According to auditors, that's in part due to the deployment of a new tool -- the Intelligence Community Analysis and Signature Tool (ICOAST) -- that has helped to increase the dissemination of threat intelligence to thousands of analysts at the top-secret level. The tool draws from open source, email distributions, paid commercial sources and technical capabilities to facilitated more robust data around forensic indicators of compromise and malware signatures.

First deployed in 2017, the ICOAST tool has enabled cyber analysts to "more rapidly share high-quality cyber threat information and [fostered] analytic collaboration." The Intelligence Community Security Coordination Center, which developed the tool, also designs and oversees a yearly exercise dubbed "ICE STORM," which tests out cybersecurity information sharing capabilities between the Intelligence Community, DOD, law enforcement agencies and international partners. Efforts are currently underway to expand the tool's application at the secret and unclassified levels so it can be deployed on the federal government's numerous clouds, but ICSCC officials have said the project needs additional personnel and resources.

At the other end of the spectrum, auditors gave mostly tepid reviews for the Automated Indicator Sharing program run by DHS' Cybersecurity and Infrastructure Security Agency. Once viewed as a potential crown jewel of the federal government's information sharing efforts with the private sector, the program has suffered from lack of engagement with only half a dozen or so entities actually sharing data back with the government. That reality has largely stagnated efforts to improve the quality of the data produced by the program and build out more actionable information around ongoing cyber threats.

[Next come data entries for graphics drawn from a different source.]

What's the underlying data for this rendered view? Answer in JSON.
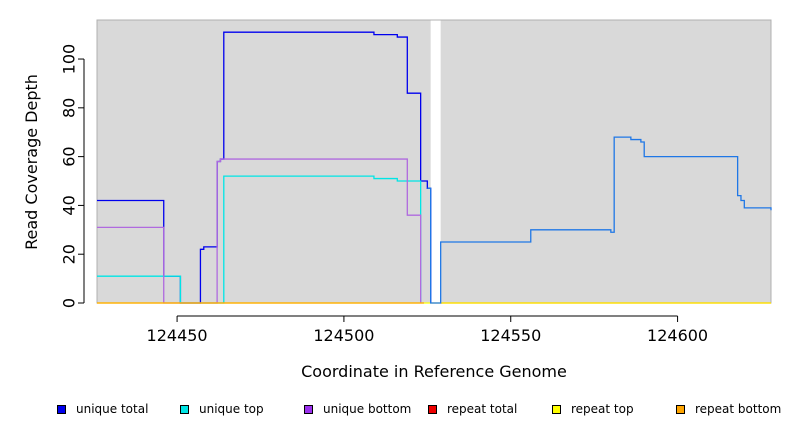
{
  "chart_data": {
    "type": "line",
    "title": "",
    "xlabel": "Coordinate in Reference Genome",
    "ylabel": "Read Coverage Depth",
    "xlim": [
      124426,
      124628
    ],
    "ylim": [
      0,
      116
    ],
    "xticks": [
      124450,
      124500,
      124550,
      124600
    ],
    "yticks": [
      0,
      20,
      40,
      60,
      80,
      100
    ],
    "grid": false,
    "background_color": "#d9d9d9",
    "gap_region": [
      124526,
      124529
    ],
    "legend_position": "bottom",
    "series": [
      {
        "name": "unique total",
        "color": "#0000ee",
        "style": "step",
        "x": [
          124426,
          124446,
          124447,
          124451,
          124457,
          124458,
          124461,
          124462,
          124463,
          124464,
          124485,
          124509,
          124516,
          124519,
          124523,
          124525,
          124526
        ],
        "y": [
          42,
          11,
          11,
          0,
          22,
          23,
          23,
          58,
          59,
          111,
          111,
          110,
          109,
          86,
          50,
          47,
          0
        ]
      },
      {
        "name": "unique top",
        "color": "#00e5e5",
        "style": "step",
        "x": [
          124426,
          124446,
          124451,
          124464,
          124509,
          124516,
          124523
        ],
        "y": [
          11,
          11,
          0,
          52,
          51,
          50,
          0
        ]
      },
      {
        "name": "unique bottom",
        "color": "#b06adf",
        "style": "step",
        "x": [
          124426,
          124446,
          124462,
          124463,
          124519,
          124523
        ],
        "y": [
          31,
          0,
          58,
          59,
          36,
          0
        ]
      },
      {
        "name": "repeat total",
        "color": "#ee0000",
        "style": "step",
        "x": [
          124529,
          124628
        ],
        "y": [
          0,
          0
        ]
      },
      {
        "name": "repeat top",
        "color": "#ffff00",
        "style": "step",
        "x": [
          124426,
          124628
        ],
        "y": [
          0,
          0
        ]
      },
      {
        "name": "repeat bottom",
        "color": "#ffa500",
        "style": "step",
        "x": [
          124426,
          124524
        ],
        "y": [
          0,
          0
        ]
      },
      {
        "name": "",
        "color": "#1f77e6",
        "style": "step",
        "x": [
          124525,
          124526,
          124529,
          124556,
          124580,
          124581,
          124586,
          124589,
          124590,
          124618,
          124619,
          124620,
          124628
        ],
        "y": [
          47,
          0,
          25,
          30,
          29,
          68,
          67,
          66,
          60,
          44,
          42,
          39,
          38
        ]
      }
    ],
    "legend": [
      {
        "label": "unique total",
        "color": "#0000ee"
      },
      {
        "label": "unique top",
        "color": "#00e5e5"
      },
      {
        "label": "unique bottom",
        "color": "#9b30ee"
      },
      {
        "label": "repeat total",
        "color": "#ee0000"
      },
      {
        "label": "repeat top",
        "color": "#ffff00"
      },
      {
        "label": "repeat bottom",
        "color": "#ffa500"
      }
    ]
  }
}
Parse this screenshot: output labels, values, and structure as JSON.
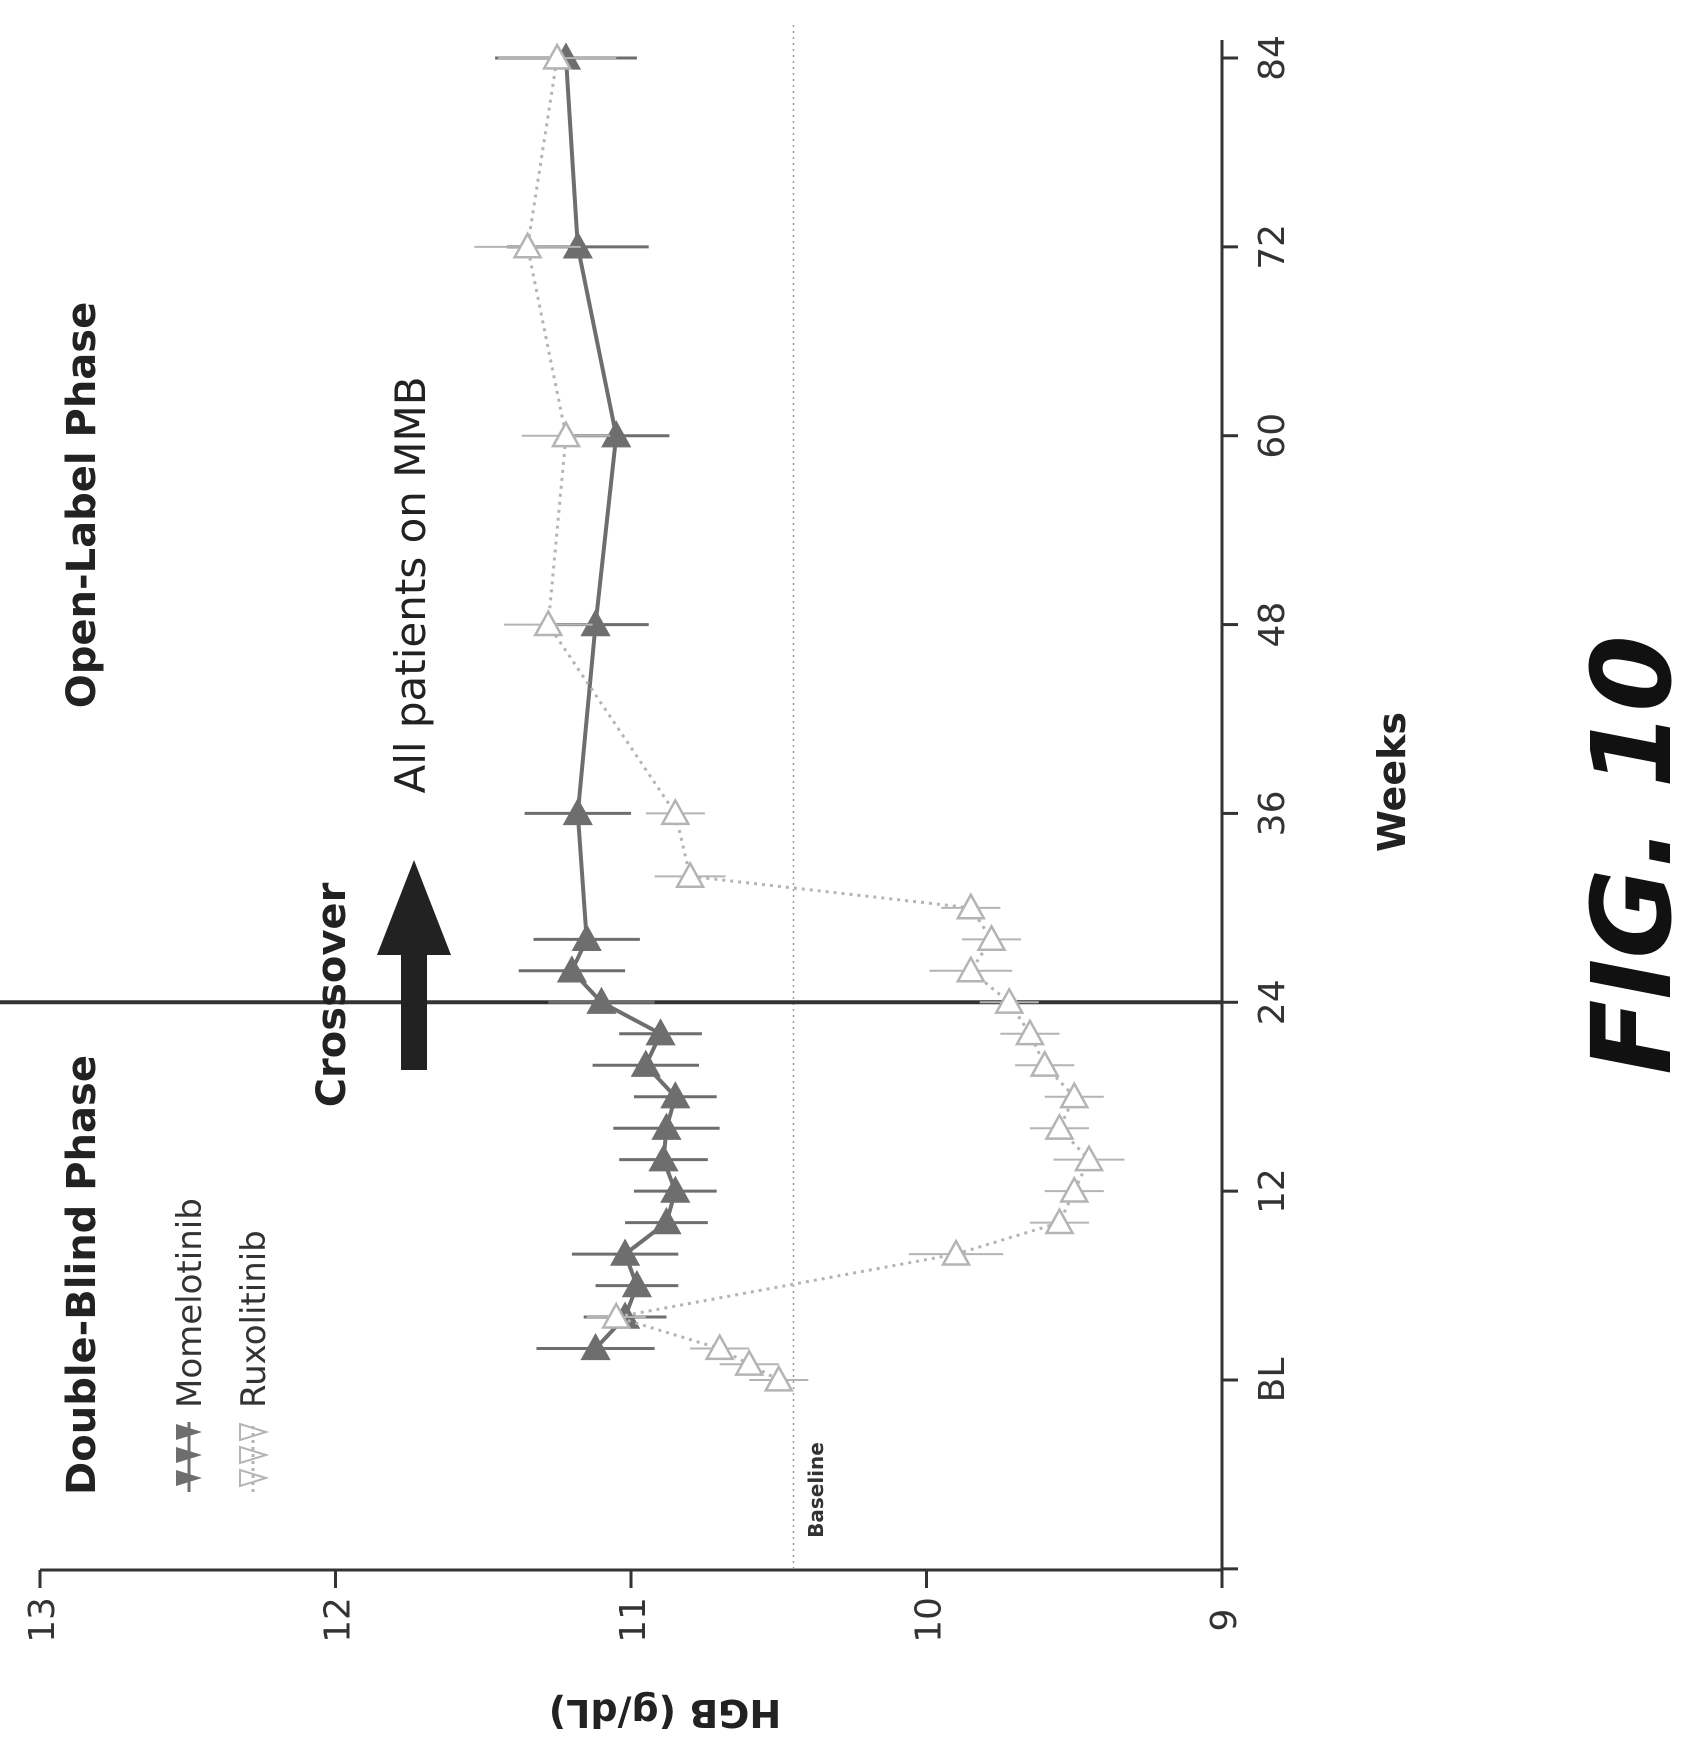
{
  "figure_label": "FIG. 10",
  "annotations": {
    "double_blind": "Double-Blind Phase",
    "open_label": "Open-Label Phase",
    "crossover": "Crossover",
    "all_patients": "All patients on MMB",
    "baseline": "Baseline"
  },
  "colors": {
    "momelotinib": "#6e6e6e",
    "ruxolitinib": "#b4b4b4",
    "axis": "#333333",
    "crossover_line": "#333333",
    "arrow": "#222222"
  },
  "chart_data": {
    "type": "line",
    "orientation": "rotated 90 degrees clockwise (page viewed landscape)",
    "xlabel": "Weeks",
    "ylabel": "HGB (g/dL)",
    "x_ticks": [
      "BL",
      "12",
      "24",
      "36",
      "48",
      "60",
      "72",
      "84"
    ],
    "x_tick_values": [
      0,
      12,
      24,
      36,
      48,
      60,
      72,
      84
    ],
    "xlim": [
      -12,
      88
    ],
    "y_ticks": [
      "9",
      "10",
      "11",
      "12",
      "13"
    ],
    "y_tick_values": [
      9,
      10,
      11,
      12,
      13
    ],
    "ylim": [
      9,
      13
    ],
    "baseline_value": 10.45,
    "crossover_week": 24,
    "legend_position": "top-left",
    "series": [
      {
        "name": "Momelotinib",
        "marker": "filled-triangle",
        "line": "solid",
        "x": [
          2,
          4,
          6,
          8,
          10,
          12,
          14,
          16,
          18,
          20,
          22,
          24,
          26,
          28,
          36,
          48,
          60,
          72,
          84
        ],
        "y": [
          11.12,
          11.02,
          10.98,
          11.02,
          10.88,
          10.85,
          10.89,
          10.88,
          10.85,
          10.95,
          10.9,
          11.1,
          11.2,
          11.15,
          11.18,
          11.12,
          11.05,
          11.18,
          11.22
        ],
        "err": [
          0.2,
          0.14,
          0.14,
          0.18,
          0.14,
          0.14,
          0.15,
          0.18,
          0.14,
          0.18,
          0.14,
          0.18,
          0.18,
          0.18,
          0.18,
          0.18,
          0.18,
          0.24,
          0.24
        ]
      },
      {
        "name": "Ruxolitinib",
        "marker": "open-triangle",
        "line": "dotted",
        "x": [
          0,
          1,
          2,
          4,
          8,
          10,
          12,
          14,
          16,
          18,
          20,
          22,
          24,
          26,
          28,
          30,
          32,
          36,
          48,
          60,
          72,
          84
        ],
        "y": [
          10.5,
          10.6,
          10.7,
          11.05,
          9.9,
          9.55,
          9.5,
          9.45,
          9.55,
          9.5,
          9.6,
          9.65,
          9.72,
          9.85,
          9.78,
          9.85,
          10.8,
          10.85,
          11.28,
          11.22,
          11.35,
          11.25
        ],
        "err": [
          0.1,
          0.1,
          0.1,
          0.1,
          0.16,
          0.1,
          0.1,
          0.12,
          0.1,
          0.1,
          0.1,
          0.1,
          0.1,
          0.14,
          0.1,
          0.1,
          0.12,
          0.1,
          0.15,
          0.15,
          0.18,
          0.2
        ]
      }
    ]
  }
}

The program also suffers from uneven use and tracking across federal agencies. While Homeland Security, Justice, Energy and Treasury reported receiving hundreds of thousands of cyber threat indicators through AIS in 2017 and 2018, ODNI and six DOD component agencies did not use the program at all. Commerce and two other unnamed DOD components reported using the program to receive threat indicators over that same timeframe, but did not keep track of how often.

DHS announced plans earlier this year to give the program a facelift in hopes of boosting participation, but the joint report indicates that many of the same core barriers remain in place. To wit, while DHS has put out a number of general guidance documents, companies say they still don't have a good sense of what they're supposed to do with much of the information they get from the program. Too many technical indicators of dubious value and quality and a lack of context or guidance about their significance were also cited, while feedback gleaned from federal agencies also point to overclassification of threat data and integration problems between government software systems as key barriers to wider sharing efforts.

In September, a CISA official told FCW the agency was working to build more customized feeds for different audiences to cut down on the noise and introduce more human interaction into the automated program.

"It was originally intended to not have much human [presence] in the loop…but garbage-in garbage-out is always a risk there," said Jeanette Manfra, the outgoing assistant director for cybersecurity and communications. "So there will probably be less quantity and higher confidence and higher quality, because that's most of the feedback we've gotten. [We've heard] 'if it's coming from the government, we're happy to trust it, but we want to know that this is no kidding the most important stuff."